FOR THE RURAL MAGAZINE.

Letters of a Citizen to his Friends in the Country.

No 1.

The establishment of a periodical work, designed in part for circulation among my agricultural fellow citizens, furnishes an opportunity which I have often desired, to address you. In contemplating the dignity and utility which are combined in the occupations of an American husbandman, in estimating the extent of influence which belongs to his character, and regarding his elevated independence, I have long since been led to the conclusion, that the Farmers of the soil form the basis of the nation's strength, and ought largely to contribute to its ornament.

In the occasional communications which I propose to make to you through this medium, I shall adopt a plain, familiar, and candid manner; and endeavour to point not only at those errors which certainly exist, but also attempt to suggest how they can be most effectually removed.

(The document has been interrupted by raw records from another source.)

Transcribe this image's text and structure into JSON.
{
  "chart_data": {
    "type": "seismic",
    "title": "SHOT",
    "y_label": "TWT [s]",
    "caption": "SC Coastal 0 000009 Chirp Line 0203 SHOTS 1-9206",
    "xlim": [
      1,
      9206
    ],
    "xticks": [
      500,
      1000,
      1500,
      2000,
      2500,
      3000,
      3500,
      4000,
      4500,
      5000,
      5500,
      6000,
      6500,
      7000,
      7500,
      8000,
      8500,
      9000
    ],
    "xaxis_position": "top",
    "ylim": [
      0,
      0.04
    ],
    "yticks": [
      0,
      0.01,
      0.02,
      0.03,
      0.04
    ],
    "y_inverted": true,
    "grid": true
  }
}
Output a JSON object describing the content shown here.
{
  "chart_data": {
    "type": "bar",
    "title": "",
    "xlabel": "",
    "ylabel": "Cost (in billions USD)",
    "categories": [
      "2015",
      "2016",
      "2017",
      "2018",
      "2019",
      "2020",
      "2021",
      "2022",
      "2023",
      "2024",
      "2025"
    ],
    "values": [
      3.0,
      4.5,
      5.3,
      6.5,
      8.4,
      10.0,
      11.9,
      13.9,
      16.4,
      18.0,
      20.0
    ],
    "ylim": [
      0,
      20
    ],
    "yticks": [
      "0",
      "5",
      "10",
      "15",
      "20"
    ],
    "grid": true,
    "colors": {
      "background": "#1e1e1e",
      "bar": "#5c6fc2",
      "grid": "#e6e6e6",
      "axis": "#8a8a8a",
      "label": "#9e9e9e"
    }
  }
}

"What!" methinks I hear some hardy son of the field exclaim—"who is this that promises to improve our mode of farming?" A Citizen, forsooth. Now let us at the threshold understand each other. I do not intend to meddle much, if at all, with your system of agriculture, though I conceive it quite possible for a man who has been born and educated in a city, to furnish important hints for the improvement of rural affairs. My purpose is to interest your attention with subjects which may tend to enlarge and elevate your minds. It is a lamentable fact, that too little regard is paid to intellectual cultivation, among those who till the earth.

A well managed farm, supplied with substantial buildings, and under good fence, is creditable to its possessor, and forms a part of the public wealth. Every individual who thus improves his land, not only enriches himself, but should be considered as a benefactor of the commonwealth. Here, unhappily, the energies of the farmer are limited. This is a radical error. With the pecuniary means which his industry has accumulated, he should increase his own intelligence, and confer upon his children the benefits of substantial education. I do not admit as truth, what is frequently asserted, that the best examples of morality and virtue are to be met with in the country; for whereever the improvement of the mind is neglected, those ennobling qualities will be rarely found. It is idle to suppose that our intellectual capacities will yield fruits which dignify and adorn our nature, if they be solely devoted to increase our worldly possessions. The plough turns up from the soil no nourishment for the mind, neither do the scythe and sickle prostrate the vices of the heart.